Acquired TEF usually presents with recurrent respiratory complications, choking or coughing with feeds, positive cuff leak, or gastric distention. The diagnosis of TEF is made by, high resolution CT scan, barium or water soluble esophagography, or endoscopy (11). The evolution of a TEF in a mechanically ventilated patient may be subtle and present acutely as difficulty in mechanical ventilation, drop in oxygen saturation despite perceived adequate ventilation, leak around the cuff and gastric distention. In such cases, an attempt should be made to place the endotracheal tube beyond the fistula. The timeline of the evolution of a TEF varies depending on the precipitating factors and could be obscured if the patient has multiple predisposing conditions. Tracheal intubation for even 10 hours can lead to epithelial disruption and ischemic non inflammatory necrosis, and intubations more than 10 days lead to total disruption of basement membranes and deep ischemic necrosis (12). Repeated ETT manipulations, intubations and excessive head movements further add insult to the tracheal injury (13).

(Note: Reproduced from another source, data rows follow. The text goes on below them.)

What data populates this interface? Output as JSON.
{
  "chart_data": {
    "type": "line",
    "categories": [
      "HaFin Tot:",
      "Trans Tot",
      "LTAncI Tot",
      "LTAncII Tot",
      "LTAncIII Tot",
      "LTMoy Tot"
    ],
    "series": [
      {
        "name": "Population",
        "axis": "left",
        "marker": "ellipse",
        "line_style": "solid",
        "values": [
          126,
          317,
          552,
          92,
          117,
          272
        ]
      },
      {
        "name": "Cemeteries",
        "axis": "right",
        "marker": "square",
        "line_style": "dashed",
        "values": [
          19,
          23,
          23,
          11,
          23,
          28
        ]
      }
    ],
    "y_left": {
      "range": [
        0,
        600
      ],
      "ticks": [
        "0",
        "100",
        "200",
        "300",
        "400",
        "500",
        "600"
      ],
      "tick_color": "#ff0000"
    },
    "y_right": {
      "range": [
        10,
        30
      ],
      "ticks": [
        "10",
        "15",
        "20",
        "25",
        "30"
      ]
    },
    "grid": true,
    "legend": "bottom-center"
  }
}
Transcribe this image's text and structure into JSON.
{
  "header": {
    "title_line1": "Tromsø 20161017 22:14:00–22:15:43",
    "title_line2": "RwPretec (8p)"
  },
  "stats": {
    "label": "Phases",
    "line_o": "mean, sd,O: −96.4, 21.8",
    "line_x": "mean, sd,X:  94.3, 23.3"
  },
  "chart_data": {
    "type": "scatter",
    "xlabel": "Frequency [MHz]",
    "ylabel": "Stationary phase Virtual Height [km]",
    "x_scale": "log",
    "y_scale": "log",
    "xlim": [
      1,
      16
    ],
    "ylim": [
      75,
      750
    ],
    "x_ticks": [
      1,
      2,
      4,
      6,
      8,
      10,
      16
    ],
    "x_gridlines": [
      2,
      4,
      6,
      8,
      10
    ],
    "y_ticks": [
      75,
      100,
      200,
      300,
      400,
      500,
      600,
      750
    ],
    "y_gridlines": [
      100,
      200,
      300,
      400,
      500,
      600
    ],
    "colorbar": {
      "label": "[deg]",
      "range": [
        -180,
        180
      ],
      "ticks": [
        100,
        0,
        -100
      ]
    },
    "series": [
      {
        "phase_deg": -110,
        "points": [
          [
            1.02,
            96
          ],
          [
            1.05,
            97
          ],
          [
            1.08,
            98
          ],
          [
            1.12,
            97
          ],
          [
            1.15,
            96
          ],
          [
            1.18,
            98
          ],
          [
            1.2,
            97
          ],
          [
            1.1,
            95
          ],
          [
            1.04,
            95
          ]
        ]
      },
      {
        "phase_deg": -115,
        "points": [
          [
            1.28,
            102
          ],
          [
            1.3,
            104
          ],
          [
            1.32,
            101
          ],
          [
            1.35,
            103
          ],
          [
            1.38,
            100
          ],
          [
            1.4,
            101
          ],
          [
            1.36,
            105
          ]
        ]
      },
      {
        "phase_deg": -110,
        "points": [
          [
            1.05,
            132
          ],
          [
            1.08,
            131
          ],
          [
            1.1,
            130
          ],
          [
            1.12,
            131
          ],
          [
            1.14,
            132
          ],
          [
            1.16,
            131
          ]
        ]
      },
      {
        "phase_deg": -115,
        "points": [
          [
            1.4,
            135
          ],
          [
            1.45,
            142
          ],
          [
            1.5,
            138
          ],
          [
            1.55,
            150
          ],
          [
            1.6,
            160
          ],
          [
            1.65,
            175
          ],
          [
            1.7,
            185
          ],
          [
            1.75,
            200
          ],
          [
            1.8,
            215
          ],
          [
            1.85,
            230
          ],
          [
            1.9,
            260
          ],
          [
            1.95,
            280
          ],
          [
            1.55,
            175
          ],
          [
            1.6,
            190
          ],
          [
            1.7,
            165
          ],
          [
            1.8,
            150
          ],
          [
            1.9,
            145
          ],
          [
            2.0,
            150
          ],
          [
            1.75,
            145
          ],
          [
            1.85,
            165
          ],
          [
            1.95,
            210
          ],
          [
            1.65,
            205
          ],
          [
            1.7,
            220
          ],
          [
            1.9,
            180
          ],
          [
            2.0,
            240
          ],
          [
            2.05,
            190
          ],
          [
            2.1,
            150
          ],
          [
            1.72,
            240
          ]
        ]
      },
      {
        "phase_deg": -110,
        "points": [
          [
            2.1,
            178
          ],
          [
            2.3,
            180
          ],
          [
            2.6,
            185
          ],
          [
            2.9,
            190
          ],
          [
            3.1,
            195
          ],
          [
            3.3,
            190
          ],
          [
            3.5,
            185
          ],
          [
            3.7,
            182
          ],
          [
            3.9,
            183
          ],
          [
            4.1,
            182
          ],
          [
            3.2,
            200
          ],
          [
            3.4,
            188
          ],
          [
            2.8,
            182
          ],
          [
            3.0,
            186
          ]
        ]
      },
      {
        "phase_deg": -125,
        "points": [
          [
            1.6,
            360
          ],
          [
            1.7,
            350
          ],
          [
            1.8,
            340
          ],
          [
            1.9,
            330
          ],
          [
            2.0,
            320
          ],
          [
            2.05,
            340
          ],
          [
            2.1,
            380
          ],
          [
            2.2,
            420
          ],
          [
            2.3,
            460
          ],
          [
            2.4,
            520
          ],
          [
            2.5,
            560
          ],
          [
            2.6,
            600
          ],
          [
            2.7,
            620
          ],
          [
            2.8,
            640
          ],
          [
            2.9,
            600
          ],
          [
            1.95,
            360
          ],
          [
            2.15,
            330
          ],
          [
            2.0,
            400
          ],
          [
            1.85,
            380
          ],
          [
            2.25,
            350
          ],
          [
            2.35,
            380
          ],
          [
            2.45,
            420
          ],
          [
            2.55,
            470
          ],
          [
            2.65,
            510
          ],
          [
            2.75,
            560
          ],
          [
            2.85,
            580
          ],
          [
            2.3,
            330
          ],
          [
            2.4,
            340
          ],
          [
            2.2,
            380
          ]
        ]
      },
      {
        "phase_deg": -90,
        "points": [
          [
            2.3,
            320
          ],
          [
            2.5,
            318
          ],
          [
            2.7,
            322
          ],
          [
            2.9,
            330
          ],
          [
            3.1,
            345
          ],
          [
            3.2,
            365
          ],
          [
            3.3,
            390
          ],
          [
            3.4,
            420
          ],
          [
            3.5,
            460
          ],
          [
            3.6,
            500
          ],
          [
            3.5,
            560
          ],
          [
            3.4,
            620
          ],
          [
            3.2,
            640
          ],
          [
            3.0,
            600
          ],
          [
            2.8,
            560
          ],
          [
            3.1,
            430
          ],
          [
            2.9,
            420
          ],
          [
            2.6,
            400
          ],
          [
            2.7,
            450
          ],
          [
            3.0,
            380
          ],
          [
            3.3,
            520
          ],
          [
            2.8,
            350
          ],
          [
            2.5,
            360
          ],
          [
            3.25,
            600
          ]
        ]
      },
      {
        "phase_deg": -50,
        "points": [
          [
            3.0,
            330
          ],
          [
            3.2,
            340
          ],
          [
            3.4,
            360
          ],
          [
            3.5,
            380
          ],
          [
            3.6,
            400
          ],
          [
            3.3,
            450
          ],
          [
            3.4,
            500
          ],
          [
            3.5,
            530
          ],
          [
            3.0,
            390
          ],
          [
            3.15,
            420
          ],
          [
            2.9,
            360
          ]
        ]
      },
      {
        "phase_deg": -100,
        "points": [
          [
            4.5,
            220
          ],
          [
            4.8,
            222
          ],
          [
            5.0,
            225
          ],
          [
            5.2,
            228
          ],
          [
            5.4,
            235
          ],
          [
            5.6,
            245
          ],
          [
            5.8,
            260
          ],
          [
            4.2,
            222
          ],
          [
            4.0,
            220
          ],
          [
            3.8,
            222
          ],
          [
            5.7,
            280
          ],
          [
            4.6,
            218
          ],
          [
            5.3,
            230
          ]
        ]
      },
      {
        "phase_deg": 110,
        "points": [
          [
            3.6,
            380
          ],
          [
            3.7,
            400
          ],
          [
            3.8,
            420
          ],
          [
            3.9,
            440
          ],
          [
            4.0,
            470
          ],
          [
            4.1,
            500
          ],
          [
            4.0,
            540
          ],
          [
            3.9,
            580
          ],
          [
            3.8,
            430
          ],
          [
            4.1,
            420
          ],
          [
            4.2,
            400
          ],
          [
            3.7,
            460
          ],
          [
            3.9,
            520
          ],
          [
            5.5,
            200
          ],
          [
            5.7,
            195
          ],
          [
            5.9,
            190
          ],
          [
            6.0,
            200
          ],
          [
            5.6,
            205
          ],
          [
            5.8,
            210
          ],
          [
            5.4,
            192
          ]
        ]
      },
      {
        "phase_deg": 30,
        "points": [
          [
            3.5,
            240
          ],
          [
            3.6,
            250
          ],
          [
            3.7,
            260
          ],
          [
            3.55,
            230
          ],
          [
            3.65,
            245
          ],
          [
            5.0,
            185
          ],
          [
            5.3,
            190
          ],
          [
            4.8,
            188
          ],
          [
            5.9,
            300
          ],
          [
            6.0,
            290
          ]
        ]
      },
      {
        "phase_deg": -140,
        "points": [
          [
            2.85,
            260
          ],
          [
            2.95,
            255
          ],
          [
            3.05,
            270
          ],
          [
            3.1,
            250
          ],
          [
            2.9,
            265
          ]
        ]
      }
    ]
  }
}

In conclusion, endotracheal tube intra-cuff measurements could have possibly detected on-going ischemic changes in the tracheal mucosa in this case. Emphasis should be placed on daily cuff pressure measurements in the intensive care setting. However, tracheal damage and increased cuff volumes can occur even after maintaining cuff pressures in the acceptable range (14). Also, the development of angioedema may have made the tracheal mucosa more friable, making the patient predisposed to tracheal injury. Bronchoscopic assessment after extubation in patients susceptible to developing a TEF (15-17), is a useful tool that could enable early detection of this devastating complication in mechanically ventilated patients.